The analysis revealed that although the level of muscle activation was higher in the high-load group, metabolic stress was comparable in both groups. The similarities in metabolic response indicate that both types of training could induce hypertrophy by acting on the same pathways.
Changes in 50 blood metabolites were found in response to muscle activation during both types of training. However, not many of these metabolites differed between the 2 groups and 6 of these metabolites were analysed: phosphocreatine, creatine, carnitine, acetoacetate, 3-hydroxyisovalerate and asparagine.
Although no differences in overall metabolic response were found, there were some metabolite correlations with muscle hypertrophy in both groups. Some of these correlations could be related to the characteristics of type 1 or 2 muscle fibers activated by exercise and also by the metabolic demands of the study training protocol.

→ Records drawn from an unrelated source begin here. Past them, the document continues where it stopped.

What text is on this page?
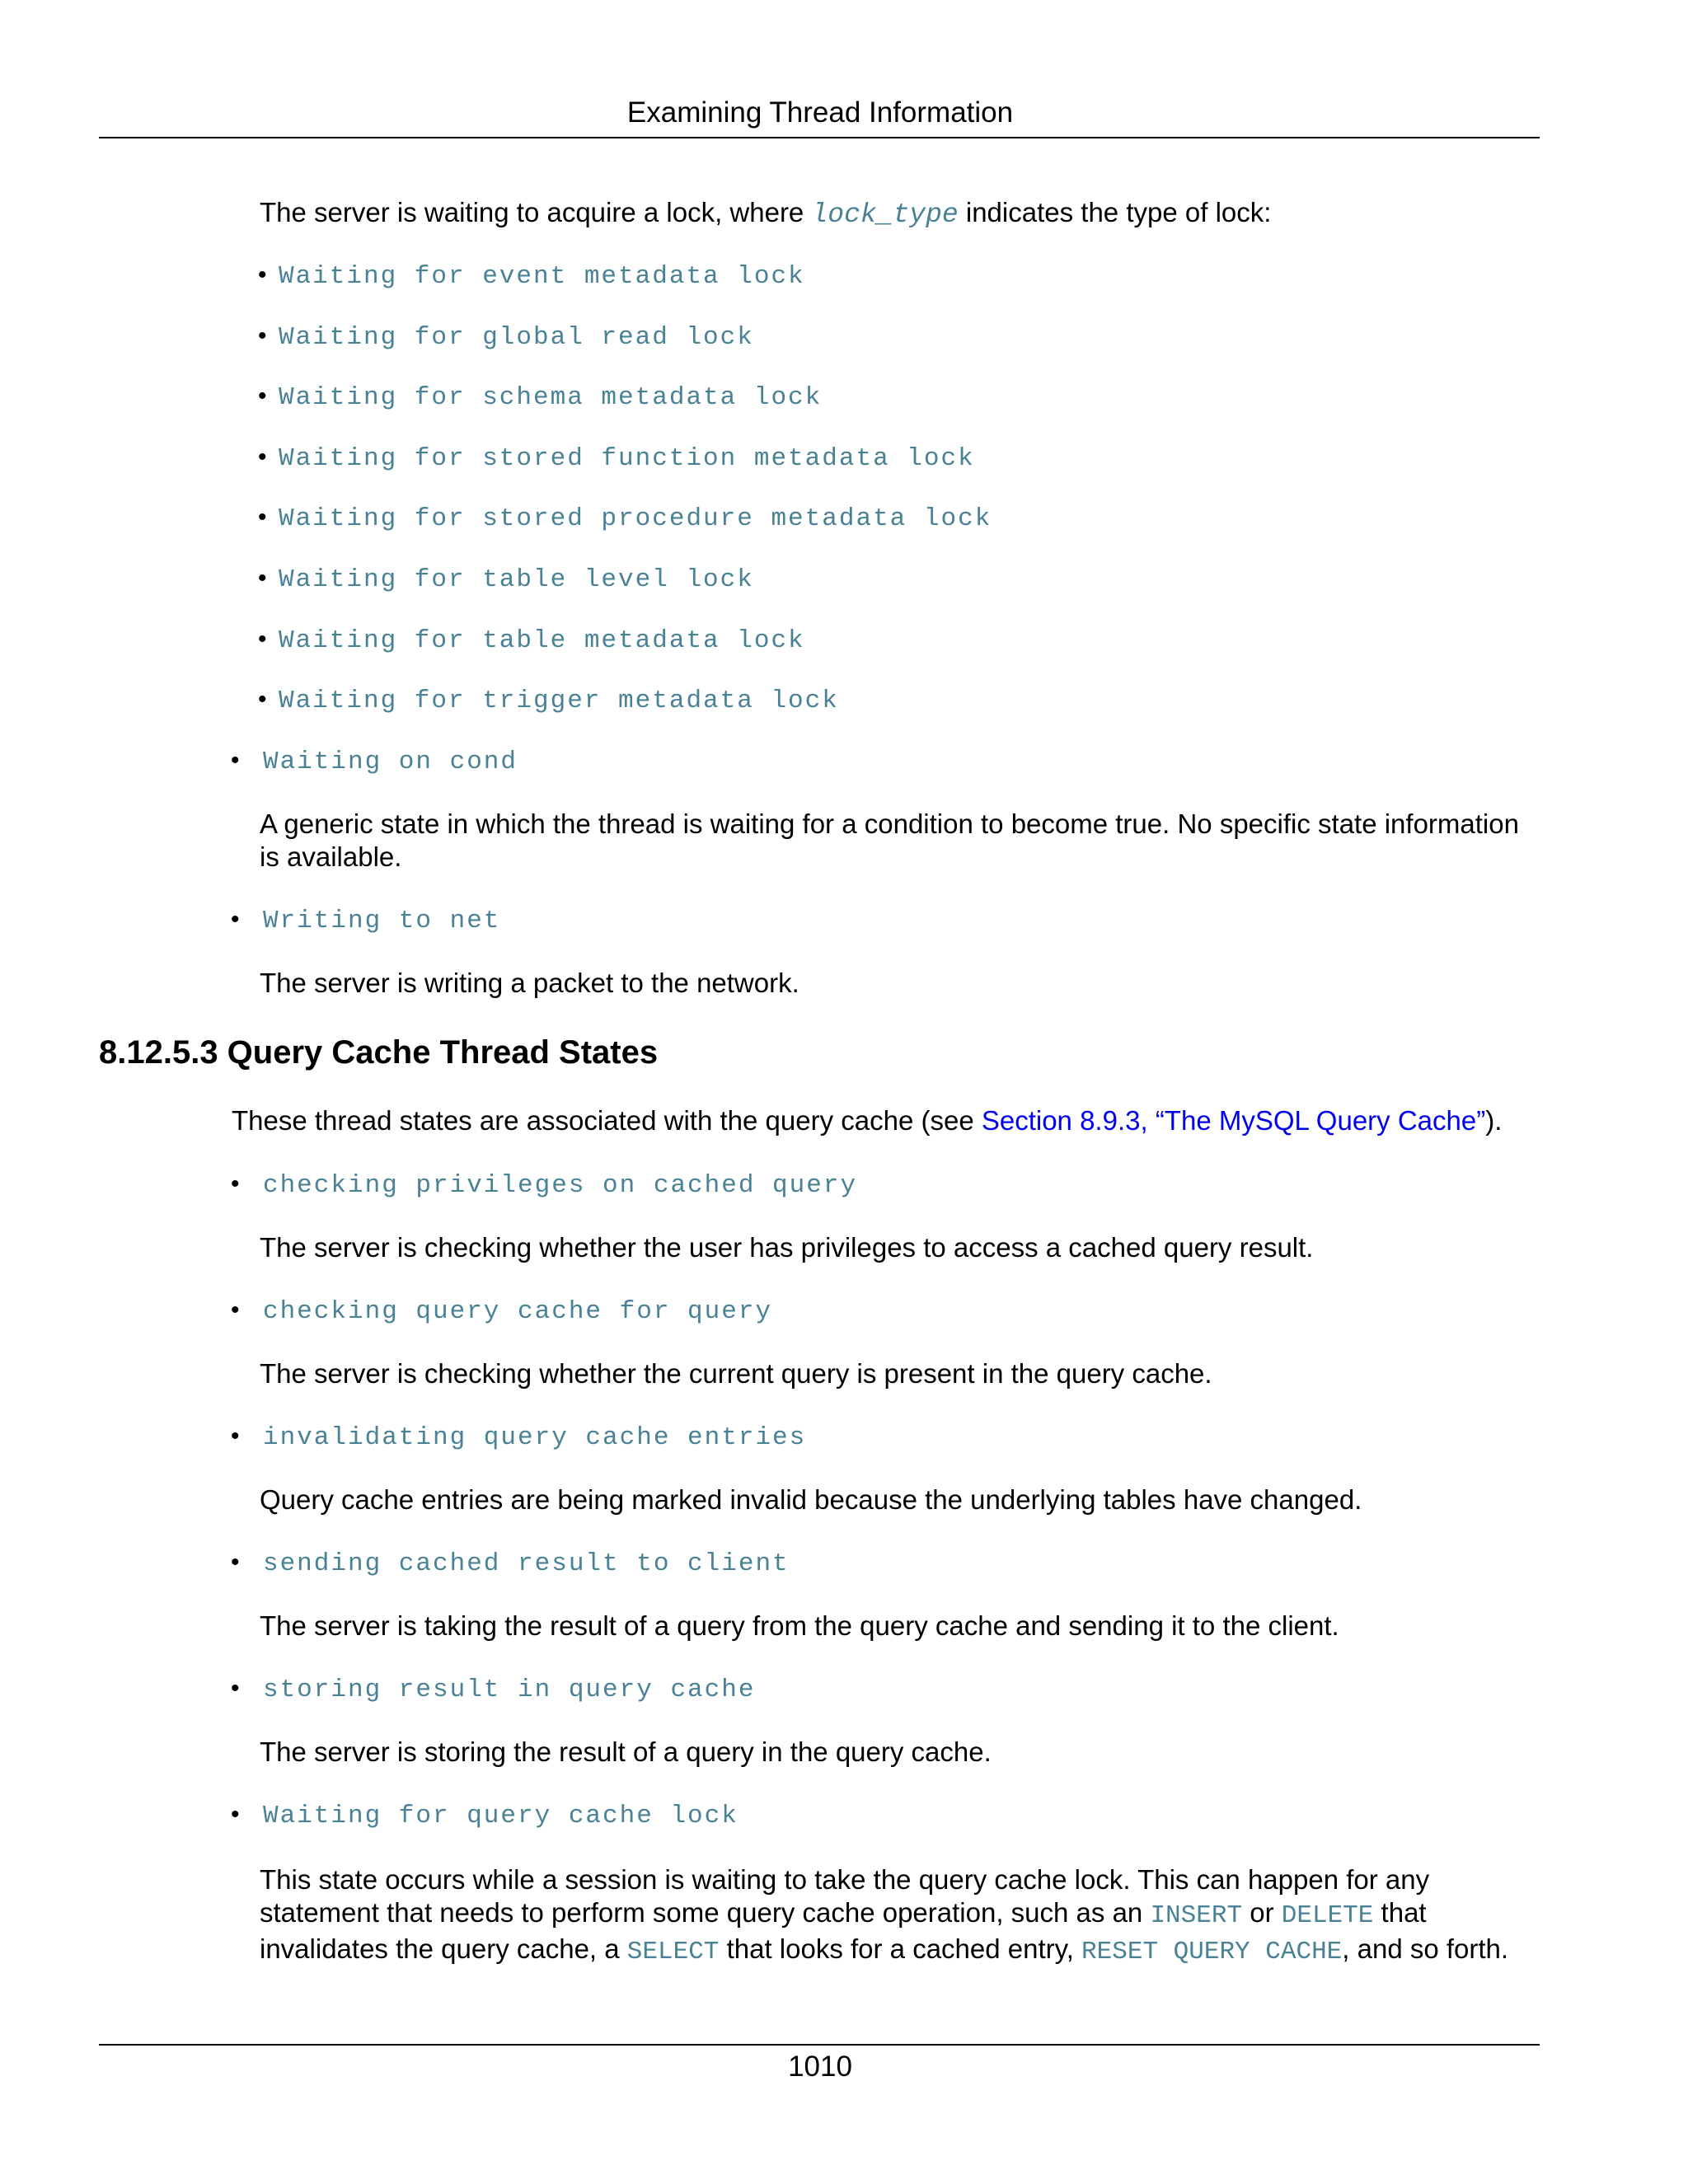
Examining Thread Information
The server is waiting to acquire a lock, where lock_type indicates the type of lock:
• Waiting for event metadata lock
• Waiting for global read lock
• Waiting for schema metadata lock
• Waiting for stored function metadata lock
• Waiting for stored procedure metadata lock
• Waiting for table level lock
• Waiting for table metadata lock
• Waiting for trigger metadata lock
• Waiting on cond
A generic state in which the thread is waiting for a condition to become true. No specific state information is available.
• Writing to net
The server is writing a packet to the network.
8.12.5.3 Query Cache Thread States
These thread states are associated with the query cache (see Section 8.9.3, “The MySQL Query Cache”).
• checking privileges on cached query
The server is checking whether the user has privileges to access a cached query result.
• checking query cache for query
The server is checking whether the current query is present in the query cache.
• invalidating query cache entries
Query cache entries are being marked invalid because the underlying tables have changed.
• sending cached result to client
The server is taking the result of a query from the query cache and sending it to the client.
• storing result in query cache
The server is storing the result of a query in the query cache.
• Waiting for query cache lock
This state occurs while a session is waiting to take the query cache lock. This can happen for any statement that needs to perform some query cache operation, such as an INSERT or DELETE that invalidates the query cache, a SELECT that looks for a cached entry, RESET QUERY CACHE, and so forth.
1010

Some of the metabolites examined are produced by anaerobic energy systems and are the result of muscle glycolysis (breakdown of glucose) or phosphocreatine and the breakdown of creatine, which provides sufficient energy to maintain exercise intensity for several seconds.
Acetoacetate and asparagine are mainly connected to the Krebs cycle, which uses oxygen and nutrients including carbohydrates, proteins and fats to produce energy for muscles and lasts much longer.
Phosphocreatine and creatine expression were predicted to have a higher response to anaerobic exercise. The metabolism that takes part in it is typical of type 2 muscle fiber, called ‘fast twitch’ fiber, while asparagine, for example, could be present when the cellular respiration phase called Krebs cycle is more activated, and is type 1 characteristic of the muscle fiber.
Type 2 muscle fiber activation predominates due to the higher load in high-load training. These muscle fibers are low in oxidative activity but high in glycolytic activity and may be more sensitive to hypertrophy than type 1 fibers. However, low-load training with more repetitions activates type 1 fibers more preferentially, which have low glycolytic capacity and high oxidative capacity and are very resistant to fatigue.